Eventually, though, Paul does come around to the sensible conclusion that “all this doesn’t necessarily mean hooking up leads to non-monogamy.”
On to the next item, a press release that may be of interest to you job hunters who may be just a little bit curious about what it might be like to work in the sexual entertainment industry. As a code monkey.
The sex industry’s premier trade show — CyberNet Expo — takes place July 8-10 in San Francisco.
This year exhibitors are making a real effort to attract and meet with jobseekers who have Web design, programming, and technical skills.
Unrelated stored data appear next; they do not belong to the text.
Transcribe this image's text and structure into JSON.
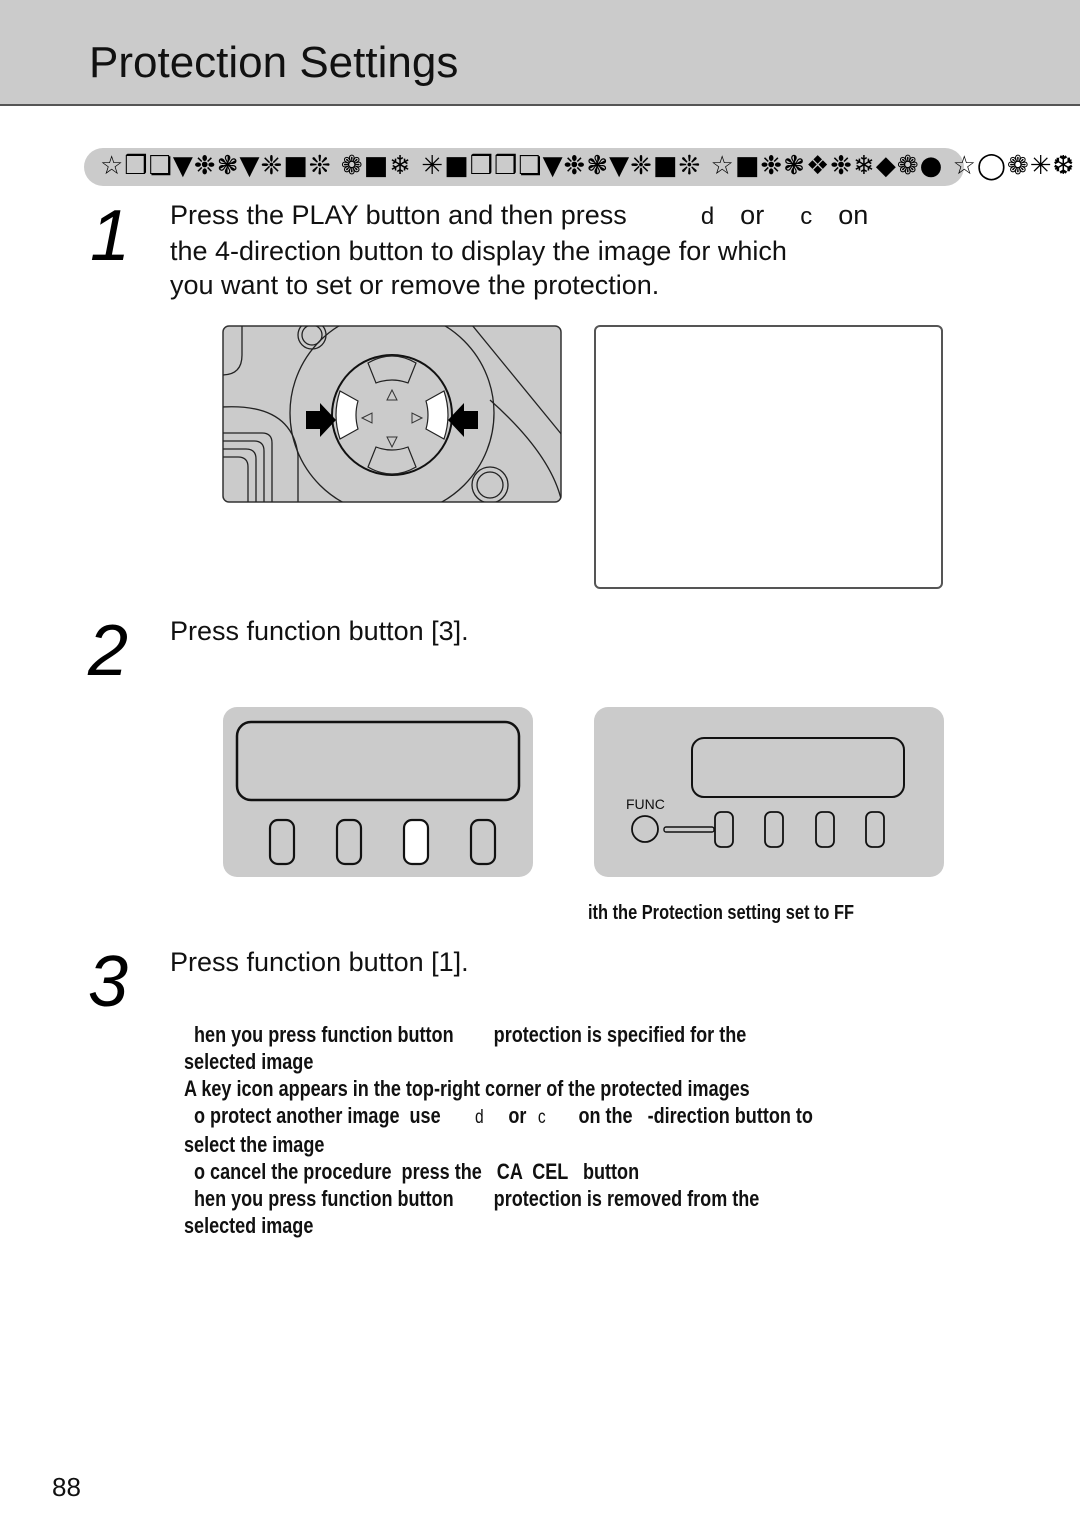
{
  "header": {
    "title": "Protection Settings"
  },
  "section_heading": {
    "glyphs": "☆❒❏▼❉❃▼❈■❊ ❁■❄ ✳■❒❒❏▼❉❃▼❈■❊ ☆■❉❃❖❉❄◆❁● ☆◯❁✳❆"
  },
  "steps": [
    {
      "number": "1",
      "lines": [
        {
          "parts": [
            "Press the  PLAY  button and then press",
            "d",
            "or",
            "c",
            "on"
          ]
        },
        {
          "text": "the 4-direction button to display the image for which"
        },
        {
          "text": "you want to set or remove the protection."
        }
      ]
    },
    {
      "number": "2",
      "text": "Press function button [3]."
    },
    {
      "number": "3",
      "text": "Press function button [1]."
    }
  ],
  "figures": {
    "dpad": {
      "arrows": [
        "△",
        "◁",
        "▷",
        "▽"
      ]
    },
    "panel_right": {
      "func_label": "FUNC"
    },
    "caption": "ith the Protection setting set to     FF"
  },
  "notes": [
    {
      "text": "  hen you press function button        protection is specified for the"
    },
    {
      "text": "selected image"
    },
    {
      "text": "A key icon appears in the top-right corner of the protected images"
    },
    {
      "parts": [
        "  o protect another image  use",
        "d",
        "or",
        "c",
        "on the   -direction button to"
      ]
    },
    {
      "text": "select the image"
    },
    {
      "text": "  o cancel the procedure  press the   CA  CEL   button"
    },
    {
      "text": "  hen you press function button        protection is removed from the"
    },
    {
      "text": "selected image"
    }
  ],
  "page_number": "88"
}
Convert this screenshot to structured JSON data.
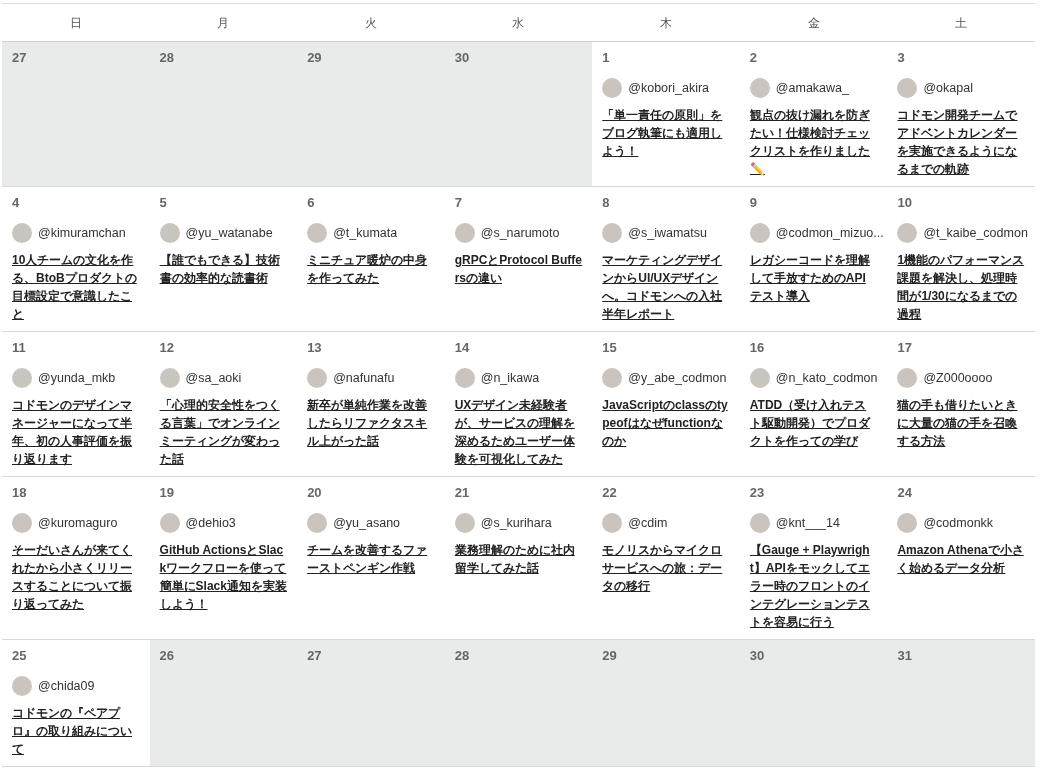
{
  "weekdays": [
    "日",
    "月",
    "火",
    "水",
    "木",
    "金",
    "土"
  ],
  "weeks": [
    [
      {
        "date": "27",
        "outside": true
      },
      {
        "date": "28",
        "outside": true
      },
      {
        "date": "29",
        "outside": true
      },
      {
        "date": "30",
        "outside": true
      },
      {
        "date": "1",
        "outside": false,
        "author": "@kobori_akira",
        "title": "「単一責任の原則」をブログ執筆にも適用しよう！"
      },
      {
        "date": "2",
        "outside": false,
        "author": "@amakawa_",
        "title": "観点の抜け漏れを防ぎたい！仕様検討チェックリストを作りました✏️"
      },
      {
        "date": "3",
        "outside": false,
        "author": "@okapal",
        "title": "コドモン開発チームでアドベントカレンダーを実施できるようになるまでの軌跡"
      }
    ],
    [
      {
        "date": "4",
        "outside": false,
        "author": "@kimuramchan",
        "title": "10人チームの文化を作る、BtoBプロダクトの目標設定で意識したこと"
      },
      {
        "date": "5",
        "outside": false,
        "author": "@yu_watanabe",
        "title": "【誰でもできる】技術書の効率的な読書術"
      },
      {
        "date": "6",
        "outside": false,
        "author": "@t_kumata",
        "title": "ミニチュア暖炉の中身を作ってみた"
      },
      {
        "date": "7",
        "outside": false,
        "author": "@s_narumoto",
        "title": "gRPCとProtocol Buffersの違い"
      },
      {
        "date": "8",
        "outside": false,
        "author": "@s_iwamatsu",
        "title": "マーケティングデザインからUI/UXデザインへ。コドモンへの入社半年レポート"
      },
      {
        "date": "9",
        "outside": false,
        "author": "@codmon_mizuo...",
        "title": "レガシーコードを理解して手放すためのAPIテスト導入"
      },
      {
        "date": "10",
        "outside": false,
        "author": "@t_kaibe_codmon",
        "title": "1機能のパフォーマンス課題を解決し、処理時間が1/30になるまでの過程"
      }
    ],
    [
      {
        "date": "11",
        "outside": false,
        "author": "@yunda_mkb",
        "title": "コドモンのデザインマネージャーになって半年、初の人事評価を振り返ります"
      },
      {
        "date": "12",
        "outside": false,
        "author": "@sa_aoki",
        "title": "「心理的安全性をつくる言葉」でオンラインミーティングが変わった話"
      },
      {
        "date": "13",
        "outside": false,
        "author": "@nafunafu",
        "title": "新卒が単純作業を改善したらリファクタスキル上がった話"
      },
      {
        "date": "14",
        "outside": false,
        "author": "@n_ikawa",
        "title": "UXデザイン未経験者が、サービスの理解を深めるためユーザー体験を可視化してみた"
      },
      {
        "date": "15",
        "outside": false,
        "author": "@y_abe_codmon",
        "title": "JavaScriptのclassのtypeofはなぜfunctionなのか"
      },
      {
        "date": "16",
        "outside": false,
        "author": "@n_kato_codmon",
        "title": "ATDD（受け入れテスト駆動開発）でプロダクトを作っての学び"
      },
      {
        "date": "17",
        "outside": false,
        "author": "@Z000oooo",
        "title": "猫の手も借りたいときに大量の猫の手を召喚する方法"
      }
    ],
    [
      {
        "date": "18",
        "outside": false,
        "author": "@kuromaguro",
        "title": "そーだいさんが来てくれたから小さくリリースすることについて振り返ってみた"
      },
      {
        "date": "19",
        "outside": false,
        "author": "@dehio3",
        "title": "GitHub ActionsとSlackワークフローを使って簡単にSlack通知を実装しよう！"
      },
      {
        "date": "20",
        "outside": false,
        "author": "@yu_asano",
        "title": "チームを改善するファーストペンギン作戦"
      },
      {
        "date": "21",
        "outside": false,
        "author": "@s_kurihara",
        "title": "業務理解のために社内留学してみた話"
      },
      {
        "date": "22",
        "outside": false,
        "author": "@cdim",
        "title": "モノリスからマイクロサービスへの旅：データの移行"
      },
      {
        "date": "23",
        "outside": false,
        "author": "@knt___14",
        "title": "【Gauge + Playwright】APIをモックしてエラー時のフロントのインテグレーションテストを容易に行う"
      },
      {
        "date": "24",
        "outside": false,
        "author": "@codmonkk",
        "title": "Amazon Athenaで小さく始めるデータ分析"
      }
    ],
    [
      {
        "date": "25",
        "outside": false,
        "author": "@chida09",
        "title": "コドモンの『ペアプロ』の取り組みについて"
      },
      {
        "date": "26",
        "outside": true
      },
      {
        "date": "27",
        "outside": true
      },
      {
        "date": "28",
        "outside": true
      },
      {
        "date": "29",
        "outside": true
      },
      {
        "date": "30",
        "outside": true
      },
      {
        "date": "31",
        "outside": true
      }
    ]
  ]
}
The adult online industry is hiring! Hiring companies are meeting with professionals who have skills in Web designing, photo and video editing and encoding, Web hosting and billing, and technical programming of any online language (PHP, C++, Java, etc.). Consultant and freelancers are in demand, too. Bring your resume and receive 20 percent off admission fee
You’re welcome. Good luck.
My last item is more in the way of a question for you intrepid sex scouts. I got a come-on from one of my favorite independent sexe shoppes, Babeland, and was reminded that I haven’t had an opportunity to examine either the SaSi, the very expensive smart not-a-vibrator that was last year’s big sex-toy sensation, or the more recent, vaguely comical “Sqweel oral sex simulator.” The Sqweel is a disk-shaped apparatus that resembles a small, pornographic Ferris Wheel, or my asthma meds dispenser — if my asthma meds dispenser could perform cunnilingus. It’s a little wheel studded with cute little pink “tongues” and it’s so peculiar yet promising that I need to hear from someone who’s encountered one in real life. Does it work? Does it get, um, tangled? Can you use it without laughing?